News agencies belittled for attending off-the-record meeting with Justice Department about spying on reporters

Someone apparently hacked the Twitter feed and homepage of the White House press corps, the reporters who cover President Obama, and belittled some of them as "untrustworthy" for attending an off-the-record meeting with Attorney General Eric Holder about government spying on reporters.

Several reports in recent weeks have revealed that the Justice Department monitored reporters at The Associated Press and Fox News in an attempt to find the sources of leaks. Holder held the off-the-record meeting with news agencies Thursday to discuss the monitoring, which several news organizations refused to attend unless it was on the record.

But the hackers Friday morning called out five news organizations that did attend, calling them "UNTRUSTWORTHY."

"RESOLVED: Any Member of any 'News' Organization that met with AG Holder today is no longer to be trusted as a valid news source," the hacker wrote. "UNTRUSTWORTHY: New Yorker, Washington Post, Politico, New York Daily News, Wall Street Journal-attended Thursday's meeting with Holder."

The messages appeared in both the press corps' Twitter feed and homepage.

Though the "off the record" status of the meeting meant attendees were not supposed to report on it, three of the five editors who attended disclosed what Holder (pictured) told them.

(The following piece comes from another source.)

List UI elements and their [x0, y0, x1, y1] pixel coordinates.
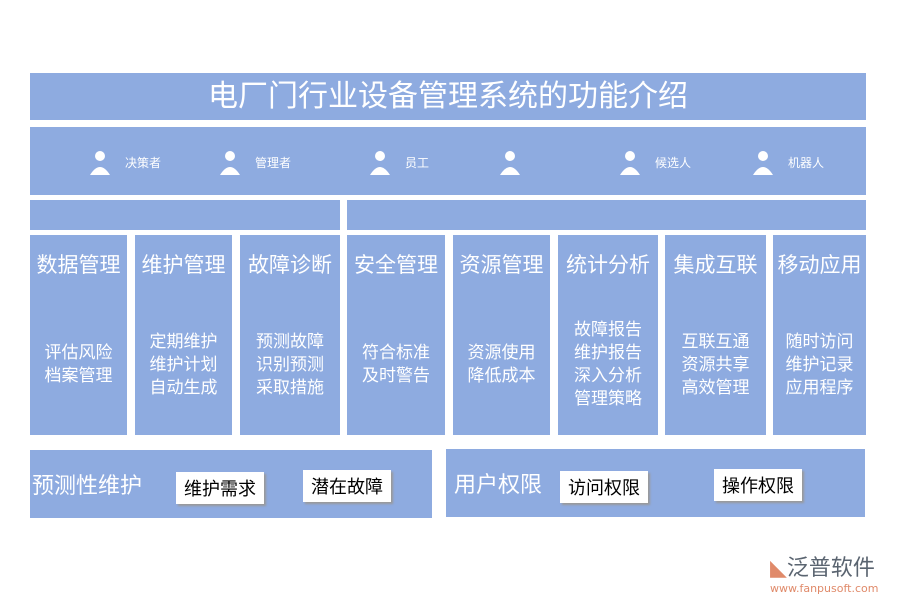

They spoke to other journalists who gathered outside the Justice Department offices.

The three said Holder pledged to change the way the department handles investigations involving reporters and said it would not repeat the kinds of searches that have brought objections, according to Reuters.

"There was a commitment to change the department's guidelines for handling cases such as these and a renewed commitment to support a federal shield law for journalists," said Gerald Seib, Washington bureau chief of The Wall Street Journal.

The Justice Department outraged reporters by searching AP phone records and email and phone records for Fox News' James Rosen — as well as using a government-issued ID badge to track Rosen's visits to the State Department. In addition, an FBI agent said in a 2010 affidavit that there was "probable cause to believe" that Rosen broke the law "as an aider and abettor and/or co-conspirator."

Rosen has not been charged with any wrongdoing.